Safety remains the trucking industry’s No. 1 priority.

It’s unfortunate that The Star’s piece took such a one-sided approach, maligning an industry made up of millions of hard-working, dedicated professionals who want our nation’s roadways to be safe for all motorists.

Chris Spear

CEO, American

Trucking Associations

Arlington, Va.

Decisive action

After reading about the Catholic Church’s abuse cover-up for predator priests, I couldn’t help but wonder when the church will take positive action to stop this horrible abuse and to stop concealing it.

The answer is simple: Stop ordaining male priests. The abuse will never stop as long as men are priests.

Instead, replace all male priests with women, and the abuse will most certainly stop.

Delores Mair

Kansas City

What’s enough?

Seriously — “Lenexa booming after downtown sprouts ‘basically out of a field’”? (Sept. 4, 1A)

Ooh, big men with bulldozers. Since when hasn’t our branch of the human race been reducing forests and prairies to fields, then burying them under urban and suburban sprawl?
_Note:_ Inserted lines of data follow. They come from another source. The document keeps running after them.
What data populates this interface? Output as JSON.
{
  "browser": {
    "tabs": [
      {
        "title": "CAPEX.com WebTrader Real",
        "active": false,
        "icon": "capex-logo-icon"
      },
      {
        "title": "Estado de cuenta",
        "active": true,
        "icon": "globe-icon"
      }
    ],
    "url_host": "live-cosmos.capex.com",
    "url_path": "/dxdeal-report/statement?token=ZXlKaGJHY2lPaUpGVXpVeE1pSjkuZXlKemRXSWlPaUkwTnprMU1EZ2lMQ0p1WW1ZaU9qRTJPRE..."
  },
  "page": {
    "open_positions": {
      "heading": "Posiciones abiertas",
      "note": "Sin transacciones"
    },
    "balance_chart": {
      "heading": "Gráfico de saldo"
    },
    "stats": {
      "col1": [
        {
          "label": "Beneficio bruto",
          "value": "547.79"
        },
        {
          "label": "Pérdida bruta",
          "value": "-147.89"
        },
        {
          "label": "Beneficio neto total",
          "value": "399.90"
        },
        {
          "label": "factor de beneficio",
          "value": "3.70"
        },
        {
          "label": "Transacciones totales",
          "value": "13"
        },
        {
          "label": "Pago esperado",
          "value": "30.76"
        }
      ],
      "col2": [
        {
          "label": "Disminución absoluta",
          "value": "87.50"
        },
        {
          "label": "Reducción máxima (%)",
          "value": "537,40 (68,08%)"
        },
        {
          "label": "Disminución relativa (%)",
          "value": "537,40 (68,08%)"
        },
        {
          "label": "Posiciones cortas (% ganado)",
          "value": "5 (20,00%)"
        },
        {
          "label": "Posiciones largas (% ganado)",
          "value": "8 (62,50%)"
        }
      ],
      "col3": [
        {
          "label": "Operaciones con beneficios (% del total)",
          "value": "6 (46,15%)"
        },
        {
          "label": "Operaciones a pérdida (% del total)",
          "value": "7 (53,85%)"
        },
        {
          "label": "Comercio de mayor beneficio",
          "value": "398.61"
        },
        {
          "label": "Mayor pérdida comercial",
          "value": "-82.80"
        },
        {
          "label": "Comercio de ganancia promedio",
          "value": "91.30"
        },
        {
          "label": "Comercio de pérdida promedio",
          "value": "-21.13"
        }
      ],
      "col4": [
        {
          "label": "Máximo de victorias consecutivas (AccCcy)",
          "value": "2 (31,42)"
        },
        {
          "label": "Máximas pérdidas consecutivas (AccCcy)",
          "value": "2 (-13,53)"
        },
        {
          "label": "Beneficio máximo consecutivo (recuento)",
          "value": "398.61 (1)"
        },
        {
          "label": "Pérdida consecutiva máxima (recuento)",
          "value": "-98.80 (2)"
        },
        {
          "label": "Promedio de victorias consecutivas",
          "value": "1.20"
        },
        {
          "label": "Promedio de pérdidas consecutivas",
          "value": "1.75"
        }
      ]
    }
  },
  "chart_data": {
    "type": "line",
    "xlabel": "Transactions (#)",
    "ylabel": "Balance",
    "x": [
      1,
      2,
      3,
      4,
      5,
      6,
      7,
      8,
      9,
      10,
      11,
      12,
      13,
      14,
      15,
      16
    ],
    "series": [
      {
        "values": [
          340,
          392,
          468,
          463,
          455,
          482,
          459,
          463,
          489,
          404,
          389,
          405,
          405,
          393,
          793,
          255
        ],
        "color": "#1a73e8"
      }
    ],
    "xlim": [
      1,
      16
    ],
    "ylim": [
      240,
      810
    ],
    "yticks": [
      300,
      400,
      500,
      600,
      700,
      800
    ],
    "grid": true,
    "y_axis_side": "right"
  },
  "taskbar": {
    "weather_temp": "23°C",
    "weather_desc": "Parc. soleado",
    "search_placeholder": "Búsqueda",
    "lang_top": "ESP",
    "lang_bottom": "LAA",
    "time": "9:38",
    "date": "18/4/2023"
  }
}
After millennia of degrading and destroying the earth, littering it with grandiose projects, do we think yet more of the same is worth boasting about?

Carole Brown

Westwood Hills

Surefire barrier

Let’s build a wall around President Donald Trump. It wouldn’t cost much. It would solve 80 percent of our security problems and go a long way in saving our democracy.

Bob Deal

Kansas City

Leave us alone

Have you gotten the telephone call: “Please take a minute for voter research”?

They’ve called my house for months and called five times this past Sunday. They’ve called at 9 p.m. the last several Sundays.

Even worse, their machine appears to be broken.

Is there a limit to this?

Elizabeth Cook


Pointing fingers

On Tuesday, all the cable news talk shows were reliving the 9/11 attacks.

To paraphrase one commentator: “Never mind that our key intelligence agencies were not allowed to share intelligence, the Bush administration dropped the ball.”

First, the Clinton administration was responsible for the intelligence agencies not sharing information, as noted by former Attorney General John Ashcroft. And second, all the attackers’ plans and players were in place when George W. Bush took office.

Jim Kilen

Kansas City

Kindness, please

Musician Gary Numan’s guest commentary Sunday was excellent. (19A, “Savage words mar America’s greatest promise”) He addressed the hostility that seems to stem from politics as it extends to social media, neighborhoods and even strangers. He was especially right that “ugly talk masquerading as ‘saying it like it is’ is no more honest than any other way of talking.”

A Saturday headline read, “Mo. ranks No. 3 in nation for school bullying, new study says.” (4A) I’m not sure how Wallethub got those statistics, but it is a sobering thought. My grandchildren and other young friends confirm some of what they see in person and through social media.

To quote Henry James: “Three things in human life are important. The first is to be kind. The second is to be kind. And the third is to be kind.” May we all be kinder.